Open Source has been a way to do just such a deaggregation/reggregation in software development—to bring it outside of the walls of individual corporations. Could we do the same with research questions and experimental platforms, and create a market much bigger than the market for open source? This is one of the lofty goals for turtleocracy: to make a robust market for both turtle-y researchers and social experiments that operate within orgs, between orgs, and outside of orgs.
Economic Model
- In order to participate, organizations and researchers have to clarify their research topics into Turtle Questions which are then networked into a HS Web of Questions.
- When an org cares about progress on a question, it can attach money and researchers to it.
- Questions are linked to together via various relationships as described in Constructing the Web of Questions.
- Money flows through the web. Money which funds a question also funds nearby questions which can inform that question.
- Participation in the turtleocracy also involves taking certain experimental apparatuses or channels within an org and making them available to other researchers.
- Flow of payments could be managed via blockchain tokens or via a periodic settlement platform like Stripe Connect.
Transformation of Work
Such research agreements can transform organizations: reconfiguring relations between workers and bosses, and altering which assets are under control.
- No bosses. When an org places one of their researchers into the Turtleocracy, there could be an agreement that the org no longer can tell that person what to do or what to work on. Instead, their work is monitored by the Turtle Check process within the turtleocracy itself.
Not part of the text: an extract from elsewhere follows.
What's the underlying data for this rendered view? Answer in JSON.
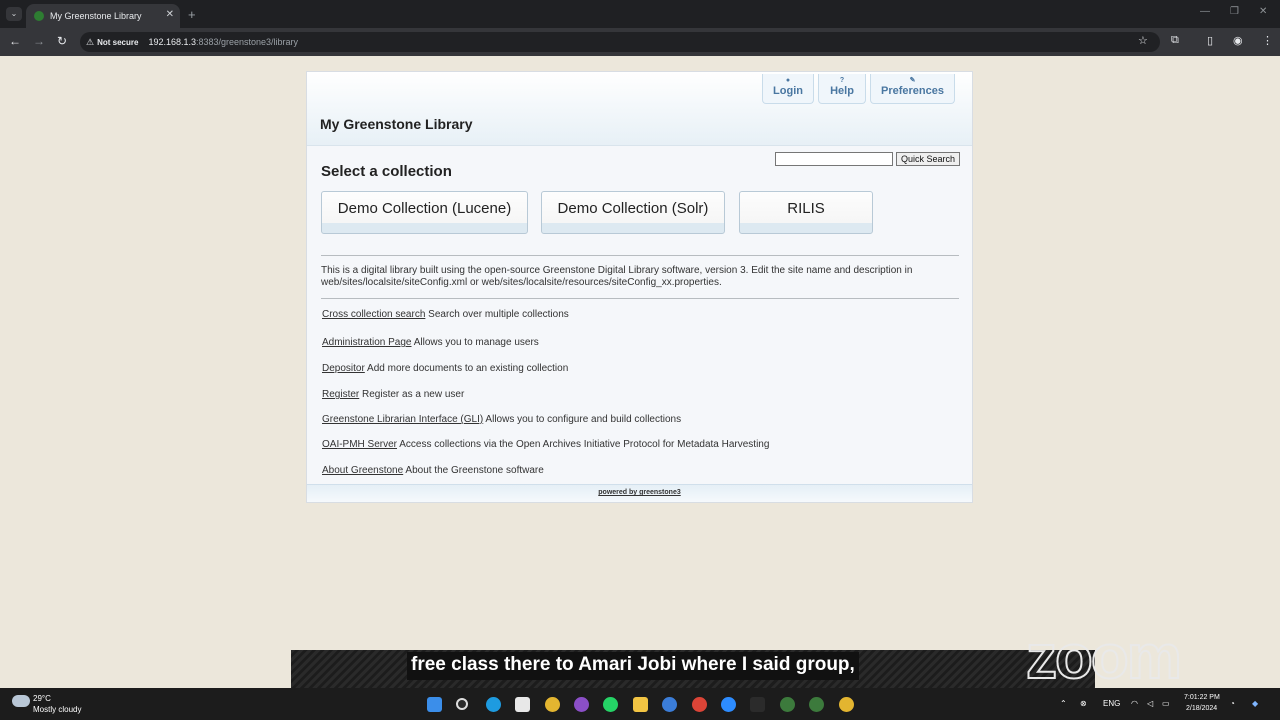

From the org's point of view, they can place people and funds into, or pull them out, of the turtleocracy, but they can't micromanage.
- Experiments from outside.
- Shared retreats.
Some Accounting Details
- Each person gets paid based on the proportion of their week that they're being a turtle for each question, combined with an assessment of their neighboring turtles about how marginally difficult it is to find a turtle like them.
- Turtles can shift their allocation between questions, and based on that shift, neighbors get a support request and can authorize the shift.